Researchers reconfigured the design of solid-state lithium batteries so that of all their components can be easily recycled. They tested their innovation using coin cell batteries, pictured here. Credit: Poornima Tomy/Penn State . All Rights Reserved.

Post doc student co-authors

By Mariah Lucas

Rechargeable solid-state lithium batteries are an emerging technology that could someday power cell phones and laptops for days with a single charge. Offering significantly enhanced energy density, they are a safer alternative to the flammable lithium-ion batteries currently used in consumer electronics — but they are not environmentally friendly. Current recycling methods focus on the limited recovery of metals contained within the cathodes, while everything else goes to waste.  

A team of Penn State researchers may have solved this issue. Led by Enrique Gomez, interim associate dean for equity and inclusion and professor of chemical engineering in the Penn State College of Engineering, the team reconfigured the design of these solid-state lithium batteries so that all their components can be easily recycled. They published their findings in ACS Energy Letters.  

“As the need for rechargeable batteries grows, we need to think about the end-of-life of this technology,” Gomez said. “We hope our work highlights the possibilities in recycling of solid-state batteries, with the help of some key design elements.” 

Traditionally, most of the core battery components have gone to waste because they mix during the recycling process, forming a “black mass,” according to the researchers. This black mass is rich in materials needed for batteries but separating them out remains a challenge.
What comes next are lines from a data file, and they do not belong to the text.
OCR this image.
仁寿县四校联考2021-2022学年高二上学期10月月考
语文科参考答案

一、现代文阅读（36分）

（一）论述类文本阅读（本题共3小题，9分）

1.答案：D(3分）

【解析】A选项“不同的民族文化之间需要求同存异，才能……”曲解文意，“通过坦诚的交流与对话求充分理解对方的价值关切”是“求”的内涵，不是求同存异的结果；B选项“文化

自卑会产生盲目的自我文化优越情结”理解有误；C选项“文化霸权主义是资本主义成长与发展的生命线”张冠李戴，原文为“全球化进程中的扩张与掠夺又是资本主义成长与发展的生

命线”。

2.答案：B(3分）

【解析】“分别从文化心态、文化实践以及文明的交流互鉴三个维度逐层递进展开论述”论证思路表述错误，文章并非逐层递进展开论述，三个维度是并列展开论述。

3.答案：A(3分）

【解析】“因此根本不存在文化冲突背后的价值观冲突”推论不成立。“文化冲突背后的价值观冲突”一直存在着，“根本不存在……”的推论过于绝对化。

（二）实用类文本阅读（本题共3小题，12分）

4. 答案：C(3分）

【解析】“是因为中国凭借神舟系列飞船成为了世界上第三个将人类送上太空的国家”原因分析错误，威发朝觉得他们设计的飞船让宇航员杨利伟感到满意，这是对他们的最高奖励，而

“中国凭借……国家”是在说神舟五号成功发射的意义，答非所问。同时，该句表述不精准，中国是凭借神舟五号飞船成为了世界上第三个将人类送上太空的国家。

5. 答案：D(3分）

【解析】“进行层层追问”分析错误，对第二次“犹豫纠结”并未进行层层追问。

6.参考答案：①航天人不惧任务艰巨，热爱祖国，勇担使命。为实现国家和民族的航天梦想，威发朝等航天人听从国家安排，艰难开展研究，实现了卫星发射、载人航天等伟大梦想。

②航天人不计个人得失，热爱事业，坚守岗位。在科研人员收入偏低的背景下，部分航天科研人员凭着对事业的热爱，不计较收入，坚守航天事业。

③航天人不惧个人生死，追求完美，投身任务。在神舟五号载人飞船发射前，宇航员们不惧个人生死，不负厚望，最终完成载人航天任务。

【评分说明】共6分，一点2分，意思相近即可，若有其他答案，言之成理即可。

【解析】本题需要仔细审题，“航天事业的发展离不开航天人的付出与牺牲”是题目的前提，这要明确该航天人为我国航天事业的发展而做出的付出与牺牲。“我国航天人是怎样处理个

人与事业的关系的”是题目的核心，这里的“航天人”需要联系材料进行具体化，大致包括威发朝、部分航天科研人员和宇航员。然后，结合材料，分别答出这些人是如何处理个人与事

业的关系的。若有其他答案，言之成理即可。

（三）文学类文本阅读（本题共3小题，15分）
In solid-state batteries, the use of solid electrolytes compounds this problem, as they become intermixed with the black mass.  
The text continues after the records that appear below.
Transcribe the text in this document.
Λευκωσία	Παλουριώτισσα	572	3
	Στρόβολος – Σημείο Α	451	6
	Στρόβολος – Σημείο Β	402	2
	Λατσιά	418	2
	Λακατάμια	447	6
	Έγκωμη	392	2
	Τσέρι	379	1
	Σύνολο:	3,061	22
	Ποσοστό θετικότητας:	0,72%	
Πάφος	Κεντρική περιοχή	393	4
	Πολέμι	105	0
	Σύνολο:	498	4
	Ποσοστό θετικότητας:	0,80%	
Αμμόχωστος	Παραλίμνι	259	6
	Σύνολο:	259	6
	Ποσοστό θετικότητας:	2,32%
To more easily separate these components from the other metal components in a coin cell battery, researchers inserted two polymer layers at the interfaces between the electrode and the electrolyte prior to the start of the recycling process.  

“We proposed that by dissolving the polymer layer during the recycling process, you can easily separate the electrode from the electrolyte,” said Yi-Chen Lan, doctoral student in chemical engineering and first author on the paper. “Without the polymer layer separating them, you would have the electrode and electrolyte mixed together, which makes them hard to recycle.”

Once the researchers successfully separated out the components, they made a composite with the recovered metals and electrodes using cold sintering — the process of combining powder-based materials into dense forms at low temperatures through applied pressure using solvents. Cold sintering was developed in 2016 by a team of researchers led by Clive Randall, director of Penn State’s Materials Research Institute and distinguished professor of materials science and engineering. Gomez and his team recently demonstrated the recycling of solid-state electrolytes using cold sintering.  

“We used cold sintering to combine the recovered electrodes with recovered composite solid electrolyte powders, then reconstructed the battery with the polymer layers added,” said Po-Hao Lai, a doctoral student in chemical engineering and co-author on the paper. “This enables us to recycle the whole battery, which we are then able to recycle again after its use.”  

After testing its performance, they found that the reconstructed battery achieved between 92.5% and 93.8% of its original discharge capacity.  

“While the commercialization of all-solid-state lithium batteries is still in its early stages, our work provides important insights and ideas for designing recyclable versions of these batteries,” Lan said. “While we're not quite there yet, the long-term goal is to apply this innovation to larger batteries that could be used in devices like cell phones and laptops, once all-solid-state technology becomes more prevalent.” 

In addition to Gomez, Lan and Lai, Bryan Vogt, professor of chemical engineering, also contributed to the paper.  

The U.S. National Science Foundation, the U.S. Department of Defense, the Army Research Laboratory and the Army Research Office supported this research.